My heart is like a singing bird
Whose heart is in a watered shoot:
My heart is like an apple-tree
Whose boughs are bent with thickset fruit;
My heart is like a rainbow shell
That Paddles in a halcyon sea;
My heart is gladder than all these
Because my love is come to me.

Raise me dais of silk and down;
Hang it with vair and purple dyes;
Carve it in doves and pomegranates,
And peacocks with a hundred eyes;
Work it in gold and silver grapes,
In leaves and silver fleurs-de-lys;
Because the birthday of my life
Is come, my love is come to me.

I hope that you have enjoyed reading this.

SpanishEyes

SpanishEyes Report 7 Mar 2011 15:36

Some quotes to read, if you enjoy quotes that is. I will not be on here again today as we have visitors, will be back tomorrow
Enjoy your day everyone.


A clever man commits no minor blunders.

How clever you are, my dear!

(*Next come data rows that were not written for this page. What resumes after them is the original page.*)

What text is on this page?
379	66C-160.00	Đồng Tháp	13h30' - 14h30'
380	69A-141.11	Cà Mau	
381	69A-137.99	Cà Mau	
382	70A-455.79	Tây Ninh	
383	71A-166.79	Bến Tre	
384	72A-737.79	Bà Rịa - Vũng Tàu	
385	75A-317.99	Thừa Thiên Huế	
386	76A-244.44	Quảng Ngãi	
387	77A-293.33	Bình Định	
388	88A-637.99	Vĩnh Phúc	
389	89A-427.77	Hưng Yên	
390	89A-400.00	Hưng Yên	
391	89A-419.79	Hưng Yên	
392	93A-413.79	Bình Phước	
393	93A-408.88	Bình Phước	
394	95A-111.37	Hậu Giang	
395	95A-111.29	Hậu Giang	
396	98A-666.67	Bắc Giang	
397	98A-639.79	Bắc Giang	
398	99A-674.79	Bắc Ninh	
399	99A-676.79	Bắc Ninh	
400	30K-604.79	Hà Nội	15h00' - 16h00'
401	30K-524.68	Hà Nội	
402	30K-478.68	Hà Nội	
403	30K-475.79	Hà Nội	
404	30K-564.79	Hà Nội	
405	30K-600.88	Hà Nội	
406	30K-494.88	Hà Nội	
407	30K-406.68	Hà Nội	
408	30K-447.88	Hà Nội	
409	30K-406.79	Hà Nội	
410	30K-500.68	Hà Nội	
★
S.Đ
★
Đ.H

You never mean a single word you say.

I am so clever that sometimes I don’t understand a single word of what I am saying.

It’s good to be clever, but not to show it.

God is clever, but not dishonest.

To love oneself is the beginning of a lifelong romance.

Clever people master life; the wise illuminate it and create fresh difficulties.

They have to be clever, cunning, imaginative, dogged and wily, whereas society merely has to lean its weight a little.

To be clever enough to get all that money, one must be stupid enough to want it.

Clever men are good, but they are not the best.

Greenfingers

Greenfingers Report 7 Mar 2011 18:50

always loved this by Robert Louis Stevenson

I have a little shadow that goes in and out with me
And what can be the use of him is more than I can see.